The cardiac conduction system and sinoatrial node myocytes. (a) The cardiac conduction system visualized in a heart from a contactin2-eGFP reporter mouse. The pacemaker depolarization initiated by the sinus node propagates through the atria to the atrioventricular (AV) node and then on to the ventricles via the His-Purkinje network. Adapted from Reference under the terms of the Creative Commons Attribution (CC BY) License, http://creativecommons.org/licenses/by/4.0. (b) Sinoatrial node myocyte (SAM) morphology. SAMs are long, thin cells with few striations. Shown is a mouse SAM in the recording chamber of an electrophysiology rig. Note the patch pipette entering from the right that contacts the cell near its center. Adapted from Reference under the terms of the Creative Commons Attribution-ShareAlike (CC BY-SA) License, https://creativecommons.org/licenses/by-sa/4.0. (c) Rich sympathetic innervation of SAMs. Co-immunolabeling of SAMs and sympathetic nerve fibers with antibodies against HCN4 (red) and tyrosine hydroxylase (green), respectively. Image on right shows enlargement of boxed area from image on left. E. Larson and C. Proenza, unpublished data.

Figure 3

Characteristic waveform of sinoatrial node action potentials. (a) Schematic illustration of a sinoatrial action potential (top) and its first derivative (bottom) indicating key features of the action potential. (b) Summary of action potential waveform parameter descriptions. Adapted from Reference . Copyright 2017, Elsevier.

Figure 4

Mechanisms of the age-dependent decline in maximum heart rate (mHR). Shown are known (black boxes and arrows, color-coded to corresponding subpanels) and hypothesized (gray boxes and arrows) mechanisms associated with reduced pacemaker function in aging as described in this review. mHR is decreased primarily due to a reduction in intrinsic heart rate (iHR), as well as a reduction in the response to β-adrenergic receptor (βAR) stimulation. (a) iHR is decreased in part as a result of reduced action potential (AP) firing rate in sinoatrial myocytes (SAMs) from aged mice (red) compared to young mice (black). (b) The decreased SAM AP firing rate is caused in turn by a reduced diastolic depolarization rate (DDR), a hyperpolarized maximum diastolic potential (MDP), and an increased AP duration. The decrease in iHR is also accompanied by a reduction in the number of SAMs and fibrosis and structural remodeling of the sinoatrial node (SAN). Panels a and b adapted from Reference . (c) Increased diffuse fibrosis in a SAN section from an aged human heart (right), as indicated by increased blue-green staining compared to a section from a young heart (left). Adapted from Reference under the terms of the Creative Commons Attribution (CC BY) License, http://creativecommons.org/licenses/by/4.0. I_Ca,L, I_Ca,T, and I_f currents have been demonstrated to be reduced in aged mouse SAMs. (d) Hyperpolarized voltage dependence of activation of I_f in excised inside-out membrane patches from SAMs from young (black) or old (red) mice. Adapted from Reference under the terms of the Creative Commons Attribution-ShareAlike (CC BY-SA) License, https://creativecommons.org/licenses/by-sa/4.0. (e) Reduced I_Ca,L current density in SAMs from aged mice.
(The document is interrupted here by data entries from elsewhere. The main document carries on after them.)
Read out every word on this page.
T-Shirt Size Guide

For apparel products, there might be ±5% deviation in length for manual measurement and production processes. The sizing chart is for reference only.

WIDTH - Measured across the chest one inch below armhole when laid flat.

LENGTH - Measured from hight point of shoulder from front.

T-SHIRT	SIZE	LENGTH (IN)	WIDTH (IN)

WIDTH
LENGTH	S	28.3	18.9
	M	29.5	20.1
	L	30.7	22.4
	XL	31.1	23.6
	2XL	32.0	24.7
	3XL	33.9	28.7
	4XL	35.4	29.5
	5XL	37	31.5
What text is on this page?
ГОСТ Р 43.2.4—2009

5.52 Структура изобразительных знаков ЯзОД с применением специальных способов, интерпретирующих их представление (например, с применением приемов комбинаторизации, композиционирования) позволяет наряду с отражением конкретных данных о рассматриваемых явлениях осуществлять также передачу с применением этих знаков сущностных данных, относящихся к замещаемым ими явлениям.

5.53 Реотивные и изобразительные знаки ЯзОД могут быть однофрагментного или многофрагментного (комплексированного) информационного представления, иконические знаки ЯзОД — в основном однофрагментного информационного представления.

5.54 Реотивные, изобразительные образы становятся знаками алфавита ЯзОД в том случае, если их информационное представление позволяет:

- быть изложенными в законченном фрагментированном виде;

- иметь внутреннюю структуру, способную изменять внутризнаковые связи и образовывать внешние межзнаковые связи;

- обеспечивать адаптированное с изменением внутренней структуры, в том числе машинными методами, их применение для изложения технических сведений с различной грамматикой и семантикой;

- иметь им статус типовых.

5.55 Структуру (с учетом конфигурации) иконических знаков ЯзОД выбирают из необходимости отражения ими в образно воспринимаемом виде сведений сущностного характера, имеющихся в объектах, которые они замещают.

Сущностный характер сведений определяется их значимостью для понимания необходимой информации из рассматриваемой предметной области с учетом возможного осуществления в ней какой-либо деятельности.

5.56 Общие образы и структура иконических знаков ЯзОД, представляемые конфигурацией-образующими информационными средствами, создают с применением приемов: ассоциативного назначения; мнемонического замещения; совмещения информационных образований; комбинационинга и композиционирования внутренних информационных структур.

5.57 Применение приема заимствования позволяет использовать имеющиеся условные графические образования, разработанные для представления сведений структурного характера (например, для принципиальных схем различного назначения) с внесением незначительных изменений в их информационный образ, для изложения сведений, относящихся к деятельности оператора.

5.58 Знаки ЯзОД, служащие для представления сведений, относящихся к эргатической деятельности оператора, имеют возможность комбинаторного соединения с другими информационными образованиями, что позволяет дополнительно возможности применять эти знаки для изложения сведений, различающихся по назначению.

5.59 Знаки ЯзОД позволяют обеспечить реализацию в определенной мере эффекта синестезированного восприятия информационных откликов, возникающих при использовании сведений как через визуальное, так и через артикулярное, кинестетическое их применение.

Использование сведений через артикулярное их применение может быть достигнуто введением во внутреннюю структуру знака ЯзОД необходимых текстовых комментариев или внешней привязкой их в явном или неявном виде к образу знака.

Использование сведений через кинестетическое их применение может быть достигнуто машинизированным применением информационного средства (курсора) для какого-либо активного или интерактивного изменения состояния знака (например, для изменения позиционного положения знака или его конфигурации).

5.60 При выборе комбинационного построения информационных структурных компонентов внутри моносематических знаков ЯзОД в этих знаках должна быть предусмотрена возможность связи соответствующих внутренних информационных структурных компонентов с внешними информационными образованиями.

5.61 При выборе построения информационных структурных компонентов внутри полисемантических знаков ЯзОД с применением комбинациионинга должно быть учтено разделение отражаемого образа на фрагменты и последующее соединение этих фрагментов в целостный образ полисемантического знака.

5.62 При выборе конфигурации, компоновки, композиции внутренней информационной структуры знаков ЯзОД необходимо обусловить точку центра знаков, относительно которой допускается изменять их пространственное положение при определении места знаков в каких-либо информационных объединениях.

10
Adapted from Reference . We speculate that I_Na, I_NCX, and I_K may also be decreased with age (gray boxes). Reduced expression of NCX1, RYR2, SERCA2, and Cx43 transcripts and protein has been observed in a variety of species. (f) Reduced relative mRNA abundance of RYR2 and SERCA2 in SAN of old (red) compared to young (black) rats, normalized to expression in atrial muscle. Adapted with permission from Reference . Copyright 2011, John Wiley & Sons. We believe that aging may also reduce expression of many other channels and signaling molecules (gray boxes). Asterisks in panels e and f indicate significant age-dependent differences (p < 0.05).